In the United States, Between 1977 and 1993, women of childbearing age were mostly excluded from early clinical drug trials. While this policy is largely a protective response, as children have severe birth defects when taking thalidomide during pregnancy, it also leads to women being systematically excluded from clinical drug trials, leaving a gap in their knowledge about how the drug affects them.
even Female rodents are often excluded from the testas researchers worry that hormone changes will complicate data analysis.
According to 2019, women represented about 42% of participants in clinical trials of cancer, cardiovascular and mental illness. Harvard Medical School.
“Research on insufficient funds for a long time and insufficient long-term research”
Wellcome Leap is one of the world’s largest health research networks, which includes over 160 institutions on six continents, including countries such as South Africa, Nigeria, Rwanda, Guatemala, Brazil, Singapore, Japan and Australia.
“The long-term underfunded women’s health, and after long-term inadequate research, and therefore not fully understood,” said Melinda France Gate. She added that she hopes we can see progress “even decades, faster than we do with other methods … the results will touch the lives of women around the world.”
Although they live longer than men, women still face significant health inequality.
The 2024 health report by consulting firm McKinsey found that women spent on average nine years in poor health compared to men.
It said the difference was related to their lack of historical numbers in the study and a higher likelihood of being misdiagnosed. It concluded that this underinvestment has left key areas of women’s health overlooked.

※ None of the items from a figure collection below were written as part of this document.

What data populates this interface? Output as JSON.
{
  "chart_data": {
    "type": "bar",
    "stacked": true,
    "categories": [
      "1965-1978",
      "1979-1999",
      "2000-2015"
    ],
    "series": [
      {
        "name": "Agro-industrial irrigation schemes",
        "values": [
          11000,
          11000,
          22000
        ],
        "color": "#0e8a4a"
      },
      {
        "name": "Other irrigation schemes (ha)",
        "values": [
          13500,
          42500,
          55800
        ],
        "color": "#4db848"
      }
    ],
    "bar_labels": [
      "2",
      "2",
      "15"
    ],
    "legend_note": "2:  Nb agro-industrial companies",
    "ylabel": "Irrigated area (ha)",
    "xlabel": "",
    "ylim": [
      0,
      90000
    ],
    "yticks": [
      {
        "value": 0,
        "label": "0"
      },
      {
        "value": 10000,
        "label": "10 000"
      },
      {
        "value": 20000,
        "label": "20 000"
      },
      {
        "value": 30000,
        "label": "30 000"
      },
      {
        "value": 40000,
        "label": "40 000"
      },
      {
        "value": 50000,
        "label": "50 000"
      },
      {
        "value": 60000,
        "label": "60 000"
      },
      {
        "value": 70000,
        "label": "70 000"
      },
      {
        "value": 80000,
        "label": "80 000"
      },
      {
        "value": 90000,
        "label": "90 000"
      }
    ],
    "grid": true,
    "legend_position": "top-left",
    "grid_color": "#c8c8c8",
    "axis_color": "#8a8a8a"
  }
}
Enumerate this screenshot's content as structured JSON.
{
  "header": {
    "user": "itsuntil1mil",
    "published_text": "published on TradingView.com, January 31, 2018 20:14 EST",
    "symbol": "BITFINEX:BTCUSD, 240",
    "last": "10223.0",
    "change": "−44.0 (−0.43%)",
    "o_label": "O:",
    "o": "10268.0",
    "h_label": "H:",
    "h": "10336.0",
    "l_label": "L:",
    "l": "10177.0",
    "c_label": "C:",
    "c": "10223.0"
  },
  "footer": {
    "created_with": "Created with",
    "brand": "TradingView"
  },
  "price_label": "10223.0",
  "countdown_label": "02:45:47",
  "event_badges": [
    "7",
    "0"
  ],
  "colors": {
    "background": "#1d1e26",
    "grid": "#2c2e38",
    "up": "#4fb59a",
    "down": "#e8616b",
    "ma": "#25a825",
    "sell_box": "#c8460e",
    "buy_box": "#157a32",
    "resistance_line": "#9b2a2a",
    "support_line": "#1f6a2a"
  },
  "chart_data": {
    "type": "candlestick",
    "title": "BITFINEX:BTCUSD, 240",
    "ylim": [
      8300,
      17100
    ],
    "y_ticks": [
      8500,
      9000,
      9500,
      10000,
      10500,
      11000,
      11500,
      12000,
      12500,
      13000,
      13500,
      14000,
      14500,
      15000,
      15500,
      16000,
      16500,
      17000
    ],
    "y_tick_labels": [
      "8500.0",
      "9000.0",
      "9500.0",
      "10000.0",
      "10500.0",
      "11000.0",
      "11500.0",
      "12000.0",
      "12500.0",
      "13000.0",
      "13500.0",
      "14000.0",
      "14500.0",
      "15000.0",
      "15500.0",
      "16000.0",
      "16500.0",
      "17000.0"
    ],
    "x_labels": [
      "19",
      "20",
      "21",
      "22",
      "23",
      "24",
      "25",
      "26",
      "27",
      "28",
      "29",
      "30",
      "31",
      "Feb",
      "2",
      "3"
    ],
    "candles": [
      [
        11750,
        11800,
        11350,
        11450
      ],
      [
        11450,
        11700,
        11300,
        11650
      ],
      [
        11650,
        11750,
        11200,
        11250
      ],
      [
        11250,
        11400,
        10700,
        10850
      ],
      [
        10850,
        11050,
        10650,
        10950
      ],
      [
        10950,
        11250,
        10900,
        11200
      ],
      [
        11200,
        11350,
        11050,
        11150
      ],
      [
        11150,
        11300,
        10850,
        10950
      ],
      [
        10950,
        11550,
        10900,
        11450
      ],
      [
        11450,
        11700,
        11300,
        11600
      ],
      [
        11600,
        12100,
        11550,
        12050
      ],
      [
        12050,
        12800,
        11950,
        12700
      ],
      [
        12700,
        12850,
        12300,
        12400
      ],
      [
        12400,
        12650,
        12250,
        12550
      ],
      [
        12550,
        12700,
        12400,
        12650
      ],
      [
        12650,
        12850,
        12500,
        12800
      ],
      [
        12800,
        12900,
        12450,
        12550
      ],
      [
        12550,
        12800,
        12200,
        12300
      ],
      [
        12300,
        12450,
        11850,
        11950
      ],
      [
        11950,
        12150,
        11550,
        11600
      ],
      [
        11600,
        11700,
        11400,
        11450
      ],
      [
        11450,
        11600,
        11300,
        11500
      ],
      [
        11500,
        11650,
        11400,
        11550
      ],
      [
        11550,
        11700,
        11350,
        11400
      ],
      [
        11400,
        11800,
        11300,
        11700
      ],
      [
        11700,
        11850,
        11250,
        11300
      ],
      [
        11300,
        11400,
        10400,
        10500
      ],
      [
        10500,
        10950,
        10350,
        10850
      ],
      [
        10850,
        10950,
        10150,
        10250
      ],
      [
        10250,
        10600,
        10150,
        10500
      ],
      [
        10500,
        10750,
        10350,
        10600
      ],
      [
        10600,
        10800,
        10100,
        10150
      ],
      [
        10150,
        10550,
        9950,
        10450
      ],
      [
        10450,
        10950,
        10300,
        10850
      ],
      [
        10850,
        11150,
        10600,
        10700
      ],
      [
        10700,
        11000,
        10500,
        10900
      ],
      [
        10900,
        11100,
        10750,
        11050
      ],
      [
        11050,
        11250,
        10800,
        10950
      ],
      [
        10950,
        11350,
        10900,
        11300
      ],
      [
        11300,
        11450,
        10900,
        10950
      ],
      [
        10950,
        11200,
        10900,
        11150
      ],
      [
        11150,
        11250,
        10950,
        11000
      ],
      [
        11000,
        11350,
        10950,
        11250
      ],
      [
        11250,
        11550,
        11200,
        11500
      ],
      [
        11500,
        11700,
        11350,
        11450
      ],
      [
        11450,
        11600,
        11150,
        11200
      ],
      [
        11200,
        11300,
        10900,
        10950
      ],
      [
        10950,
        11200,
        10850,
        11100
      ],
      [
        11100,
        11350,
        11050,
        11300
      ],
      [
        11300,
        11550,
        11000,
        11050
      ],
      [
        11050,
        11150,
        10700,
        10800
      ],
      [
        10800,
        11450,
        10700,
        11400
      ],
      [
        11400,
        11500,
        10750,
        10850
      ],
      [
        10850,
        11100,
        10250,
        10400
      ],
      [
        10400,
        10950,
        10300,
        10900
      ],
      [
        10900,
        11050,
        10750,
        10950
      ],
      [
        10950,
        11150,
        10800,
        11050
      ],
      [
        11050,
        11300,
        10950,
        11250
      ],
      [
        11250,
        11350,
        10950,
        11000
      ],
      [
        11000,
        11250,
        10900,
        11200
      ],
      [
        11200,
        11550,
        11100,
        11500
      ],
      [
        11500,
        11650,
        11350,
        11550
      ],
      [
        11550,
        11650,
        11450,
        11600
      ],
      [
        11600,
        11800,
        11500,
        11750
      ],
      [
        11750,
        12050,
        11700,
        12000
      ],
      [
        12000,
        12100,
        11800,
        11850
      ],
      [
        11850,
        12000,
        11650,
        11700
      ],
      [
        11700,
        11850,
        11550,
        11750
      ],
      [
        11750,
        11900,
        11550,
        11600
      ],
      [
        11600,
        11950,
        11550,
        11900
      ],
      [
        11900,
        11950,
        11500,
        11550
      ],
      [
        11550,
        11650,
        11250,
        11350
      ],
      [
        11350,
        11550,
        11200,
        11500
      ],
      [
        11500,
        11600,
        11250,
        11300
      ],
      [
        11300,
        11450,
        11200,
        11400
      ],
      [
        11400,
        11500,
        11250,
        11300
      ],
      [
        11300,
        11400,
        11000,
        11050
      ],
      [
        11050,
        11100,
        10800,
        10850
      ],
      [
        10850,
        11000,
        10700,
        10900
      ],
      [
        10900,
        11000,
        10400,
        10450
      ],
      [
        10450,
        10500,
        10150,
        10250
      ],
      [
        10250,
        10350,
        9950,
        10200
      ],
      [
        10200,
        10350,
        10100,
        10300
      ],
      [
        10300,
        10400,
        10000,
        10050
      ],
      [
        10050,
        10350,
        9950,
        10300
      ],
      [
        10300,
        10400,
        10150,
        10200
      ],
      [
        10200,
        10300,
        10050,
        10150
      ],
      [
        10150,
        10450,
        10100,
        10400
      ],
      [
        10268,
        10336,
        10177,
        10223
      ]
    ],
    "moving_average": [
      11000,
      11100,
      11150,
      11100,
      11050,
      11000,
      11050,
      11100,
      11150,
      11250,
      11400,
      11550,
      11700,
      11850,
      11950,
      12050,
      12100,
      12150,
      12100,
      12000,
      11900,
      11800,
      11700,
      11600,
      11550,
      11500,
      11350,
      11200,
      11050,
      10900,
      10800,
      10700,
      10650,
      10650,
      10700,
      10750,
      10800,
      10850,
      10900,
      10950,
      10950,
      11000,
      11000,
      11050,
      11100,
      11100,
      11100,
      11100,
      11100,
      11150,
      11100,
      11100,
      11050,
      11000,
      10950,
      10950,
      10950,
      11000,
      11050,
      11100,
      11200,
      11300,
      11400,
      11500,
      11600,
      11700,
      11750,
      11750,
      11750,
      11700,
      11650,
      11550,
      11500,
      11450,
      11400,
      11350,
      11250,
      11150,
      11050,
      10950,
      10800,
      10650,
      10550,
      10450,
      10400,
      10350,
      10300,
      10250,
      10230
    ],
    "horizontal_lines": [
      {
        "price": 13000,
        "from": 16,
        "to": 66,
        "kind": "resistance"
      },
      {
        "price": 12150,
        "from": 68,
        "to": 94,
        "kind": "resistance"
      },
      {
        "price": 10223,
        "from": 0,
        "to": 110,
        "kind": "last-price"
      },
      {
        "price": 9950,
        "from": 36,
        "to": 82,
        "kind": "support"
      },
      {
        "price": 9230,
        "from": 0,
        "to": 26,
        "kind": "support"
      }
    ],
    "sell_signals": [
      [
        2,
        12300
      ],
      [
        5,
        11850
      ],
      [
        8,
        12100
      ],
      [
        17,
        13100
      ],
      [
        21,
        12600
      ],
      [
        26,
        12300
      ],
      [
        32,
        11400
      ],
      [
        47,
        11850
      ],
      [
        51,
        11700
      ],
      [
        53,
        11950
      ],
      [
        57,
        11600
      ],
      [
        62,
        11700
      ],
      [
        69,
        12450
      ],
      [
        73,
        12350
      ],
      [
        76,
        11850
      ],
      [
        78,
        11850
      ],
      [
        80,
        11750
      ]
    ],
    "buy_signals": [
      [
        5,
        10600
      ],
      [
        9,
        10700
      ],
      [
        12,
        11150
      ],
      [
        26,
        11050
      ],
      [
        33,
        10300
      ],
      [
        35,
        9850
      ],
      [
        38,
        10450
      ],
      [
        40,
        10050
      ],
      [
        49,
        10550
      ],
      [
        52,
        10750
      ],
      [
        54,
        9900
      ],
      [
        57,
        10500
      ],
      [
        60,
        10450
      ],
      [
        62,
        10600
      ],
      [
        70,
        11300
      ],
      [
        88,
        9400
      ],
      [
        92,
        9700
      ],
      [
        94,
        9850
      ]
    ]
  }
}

“We need more breakthroughs, we need faster speeds,” added Regina Dugan, CEO of Wellcome Leap. “Women have been waiting long enough.”
According to Alzheimer’s society, Wellcome Leap has promised to help reduce the lifelong risk of Alzheimer’s, a degenerative disease in women, that is, a degenerative disease that women are twice as likely to develop as men, by studying whether hormone therapy may have a protective effect on brain health and potentially reduce the risk or degenerative decline in Alzheimer’s disease.

However, some frontline workers say such high-profile Western funding models may sometimes end up bypassing them.
Serley Eises, executive director of the Windhoek Lidar Community Foundation in Namibia, which works with vulnerable women and girls, said that due to the lack of publicity for its organization, there was no funding from Western donors.
She told the BBC that she believes that “the lasting impact on women’s mental health comes from investing in grassroots, community-led organizations that provide safe spaces, psychosocial care, and practical opportunities for education and income”.
A Wellcome Leap spokesman told the BBC they worked with local teams in thirty countries.
“These programs are designed to generate breakthroughs that can be implemented in collaboration with researchers, clinicians, and grassroots organizations.”
According to the World Economic Forum and McKinsey, closing the gap in women’s health is not just a moral command—it is also an economic gap.
A report they released in 2024 estimates that narrowing the health gap for women every year could increase the global economy by $1TRN.
These benefits will come from lower health care costs, increased productivity and a stronger workforce driven by women’s improved health outcomes.

Health & Wellness Contributor
A wellness enthusiast and certified nutrition advisor, Meera covers everything from healthy living tips to medical breakthroughs. Her articles aim to inform and inspire readers to live better every day.